Historically I would agree with you.

But bottles, and the attitude of some upstream projects is one of "modern", "faster", "support the latest version only" ... Software devs who live in user space want a more "App Store" like delivery mechanism where they have control. The kernel is inclined to never break backwards compatibility. Distros are sort of stuck in the middle...

>> I see containers ... > That's OK. Docker is a tool,

One of these is a subset of the other... (depending on your perspective). Dockerdesktop running a linux image on a windows box is most certainly a tool... that same container being ported to lcx in production makes it a package manager. Who is a subset of whom is something we could debate but these things can be both.

Honestly I don't understand that obsession of developers with building and distributing binaries themselves. That is the less fun part.

When I write something, I just release the source code and I let other do the non fun part for me. You just have to mention the dependencies and how to build and that's it.

Because it's easier to support, easier to answer bug reports and/or crash reports etc. And distros can now not mess up the build too much, which happens a lot with any sufficiently complicated piece of software. Besides your average user does not want to deal with building something like OBS or Ardour or any of these programs that have a ton of dependencies and no real unified package manager to install them.
> Software devs who live in user space want a more "App Store" like delivery mechanism where they have control.

They can have control. They can say that we have flatpaks and app images we publish and support, and they only support the latest version (or the same minor version, whatever), and can say that packages got from distros may not be the latest.

There's no need for a yelling match, IMHO.

Distros also can do whatever they want. Like rclone. You can get the packages from rclone.org or from your distros. There's no yelling match, but trade-offs.

> ...that same container being ported to lcx in production makes it a package manager.

I don't think so. I have containers which work like binaries (in the form of "./binary infile outfile" fashion) and exit after processing what I give them.
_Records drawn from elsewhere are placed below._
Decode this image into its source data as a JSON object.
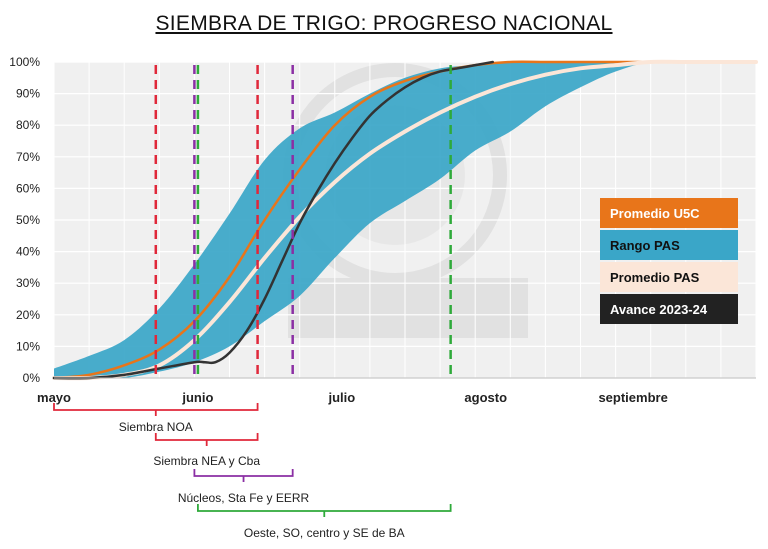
{
  "chart_data": {
    "type": "line",
    "title": "SIEMBRA DE TRIGO: PROGRESO NACIONAL",
    "x_ticks": [
      "mayo",
      "junio",
      "julio",
      "agosto",
      "septiembre"
    ],
    "y_ticks": [
      "0%",
      "10%",
      "20%",
      "30%",
      "40%",
      "50%",
      "60%",
      "70%",
      "80%",
      "90%",
      "100%"
    ],
    "ylim": [
      0,
      100
    ],
    "x_unit": "semanas desde inicio de mayo",
    "xlim": [
      0,
      20
    ],
    "grid": true,
    "colors": {
      "promedio_u5c": "#e8751a",
      "rango_pas": "#3aa6c8",
      "promedio_pas": "#fbe6d8",
      "avance": "#333333"
    },
    "range": {
      "name": "Rango PAS",
      "x": [
        0,
        1,
        2,
        3,
        4,
        5,
        6,
        7,
        8,
        9,
        10,
        11,
        12,
        13,
        14,
        15,
        16,
        17,
        18,
        19,
        20
      ],
      "upper": [
        3,
        7,
        12,
        22,
        36,
        52,
        69,
        79,
        84,
        90,
        95,
        98,
        99,
        100,
        100,
        100,
        100,
        100,
        100,
        100,
        100
      ],
      "lower": [
        0,
        0,
        0,
        2,
        5,
        10,
        18,
        26,
        38,
        49,
        56,
        63,
        72,
        78,
        86,
        92,
        97,
        100,
        100,
        100,
        100
      ]
    },
    "series": [
      {
        "name": "Promedio U5C",
        "x": [
          0,
          1,
          2,
          3,
          4,
          5,
          6,
          7,
          8,
          9,
          10,
          11,
          12,
          13,
          14,
          15,
          16,
          17,
          18,
          19,
          20
        ],
        "values": [
          0,
          1,
          4,
          9,
          18,
          32,
          50,
          66,
          80,
          89,
          94,
          97,
          99,
          100,
          100,
          100,
          100,
          100,
          100,
          100,
          100
        ]
      },
      {
        "name": "Promedio PAS",
        "x": [
          0,
          1,
          2,
          3,
          4,
          5,
          6,
          7,
          8,
          9,
          10,
          11,
          12,
          13,
          14,
          15,
          16,
          17,
          18,
          19,
          20
        ],
        "values": [
          0,
          0,
          1,
          4,
          12,
          24,
          38,
          51,
          62,
          71,
          78,
          84,
          89,
          93,
          96,
          98,
          99,
          100,
          100,
          100,
          100
        ]
      },
      {
        "name": "Avance 2023-24",
        "x": [
          0,
          1,
          2,
          3,
          4,
          4.3,
          4.6,
          5,
          5.5,
          6,
          6.5,
          7,
          7.5,
          8,
          8.5,
          9,
          9.5,
          10,
          10.5,
          11,
          11.5,
          12,
          12.5
        ],
        "values": [
          0,
          0,
          1,
          3,
          5,
          5,
          5,
          8,
          15,
          25,
          37,
          49,
          59,
          68,
          76,
          83,
          88,
          92,
          95,
          97,
          98,
          99,
          100
        ]
      }
    ],
    "vlines": [
      {
        "x": 2.9,
        "color": "#e0283a",
        "label": "Siembra NOA"
      },
      {
        "x": 5.8,
        "color": "#e0283a"
      },
      {
        "x": 4.0,
        "color": "#8b2fa4"
      },
      {
        "x": 6.8,
        "color": "#8b2fa4"
      },
      {
        "x": 4.1,
        "color": "#2eaa3a"
      },
      {
        "x": 11.3,
        "color": "#2eaa3a"
      }
    ],
    "legend": {
      "placement": "right",
      "items": [
        {
          "label": "Promedio U5C",
          "bg": "#e8751a",
          "fg": "#ffffff"
        },
        {
          "label": "Rango PAS",
          "bg": "#3aa6c8",
          "fg": "#111111"
        },
        {
          "label": "Promedio PAS",
          "bg": "#fbe6d8",
          "fg": "#111111"
        },
        {
          "label": "Avance 2023-24",
          "bg": "#222222",
          "fg": "#ffffff"
        }
      ]
    },
    "stages": [
      {
        "label": "Siembra NOA",
        "x_start": 0,
        "x_end": 5.8,
        "color": "#e0283a"
      },
      {
        "label": "Siembra NEA y Cba",
        "x_start": 2.9,
        "x_end": 5.8,
        "color": "#e0283a"
      },
      {
        "label": "Núcleos, Sta Fe y EERR",
        "x_start": 4.0,
        "x_end": 6.8,
        "color": "#8b2fa4"
      },
      {
        "label": "Oeste, SO, centro y SE de BA",
        "x_start": 4.1,
        "x_end": 11.3,
        "color": "#2eaa3a"
      }
    ]
  }
}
For me that container is a utility program as a whole. Same for the imap-backup example.

When you think services which are always on, docker might be a package manager, but I pack my own containers for example, so it's more like compiling for me.

So, what docker or containers is depends on your perspective, or like a chameleon which changes its color according to the landscape it's in.

So, it's a tool in the end. Package managers are tools, too.

I think it was Flatpak that Bottles prefers.

The thing with Bottles is that it also relies on a very specific setup of all underlying software. So in that case it's more about complexity that leads to the need of containerization than keeping systems clean or containerizing for sandboxing.

Linux doesn't solve that problem at all. Qubes tries to do that with a hack, that is probably sufficient, but quite complex.

I'd say that we don't have good solutions to that problem. But nobody even tried our best candidates, so I'm not completely sure. (For a while, it looked like Android would finally try some. But then Google turned it into a user-hostile anti-privacy OS.)